En effet, le Canada devrait être considéré comme un leader mondial sur l'engagement axé sur le climat. Engagement Climatique Canada (ECC) est le premier affilié national de Climate Action 100+, qui encourage les entreprises intensives en carbone à se décarboniser en alignement avec NZ d'ici 2050. Plus de 45 investisseurs canadiens et 41 émetteurs participent à l’ECC et à CA 100+. Collectivement, les investisseurs représentent une plus grande propriété et donc une influence sur l'entreprise. L’étalonnage du progrès des émetteurs tend à améliorer les résultats de l'engagement alignés sur une trajectoire de « gris à vert ».

Alors, quelles sont les principales conclusions ?

Les fonds de pension canadiens peuvent faire plus pour s'assurer qu'ils prennent en compte le risque climatique et devraient réexaminer leurs hypothèses.
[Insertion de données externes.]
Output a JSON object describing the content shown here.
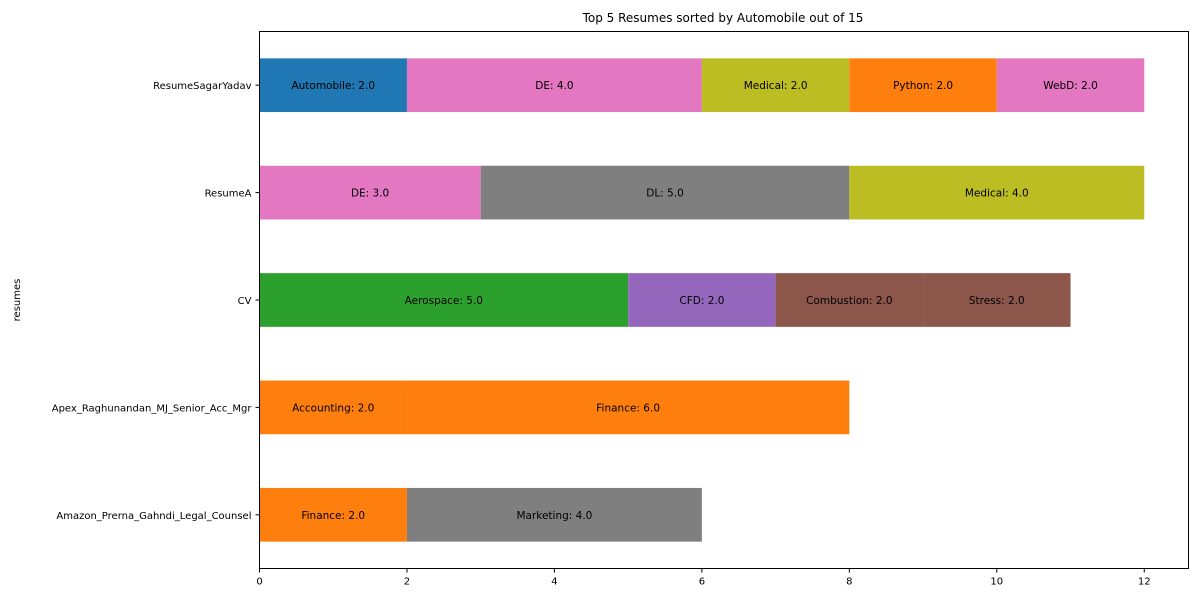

Le changement climatique n'est pas un risque incident à ajouter passivement à la liste des risques à intégrer dans le processus d'investissement, mais un risque fondamental et pressant. Interroger leurs gestionnaires d'investissement sur la stratégie climatique peut révéler de nouveaux aperçus sur des risques et des opportunités d'investissement non reconnus au fil du temps.

Les fiduciaires devraient communiquer avec leurs bénéficiaires sur les mesures qu'ils prennent pour aborder le risque et l'opportunité climatiques à travers le fonds. Tandis que les fiduciaires canadiens peuvent plaider pour l'approbation des réglementations liées au climat et la taxonomie, ils ne devraient pas attendre les réglementations pour prendre en compte le climat, conformément à une approche prudente.


Alison Schneider MBA, ICD.D, Encompass ESG Corporation

Anciennement vice-présidente de l'investissement responsable (IR) chez AIMCo (2011-22), Alison Schneider est actuellement Senior Fellow pour le GRESB, représentante canadienne du Ceres Investor Network, directrice de l'Emerging Markets Investor Alliance et consultante en durabilité. Alison est cofondatrice de GRESB Infrastructure (2015), le premier outil d'analyse comparative de la durabilité des infrastructures au monde, et de Climate Engagement Canada (2022).  Alison enseigne un micro-certificat sur le risque climatique pour la Canada Climate Law Initiative et un cours sur la finance durable pour le programme MBA de l'Université de l'Alberta. Elle est auteur et coauteur de The New Frontiers of Sovereign Investment (2017) et de Guidance on Fiduciary Duty (2018) de l'ICGN. Alison a reçu le prix Clean50 du Canada (2021, 2020) et le prix Alumni Honour de l'Université de l'Alberta (2022) pour ses contributions au domaine de l'IR.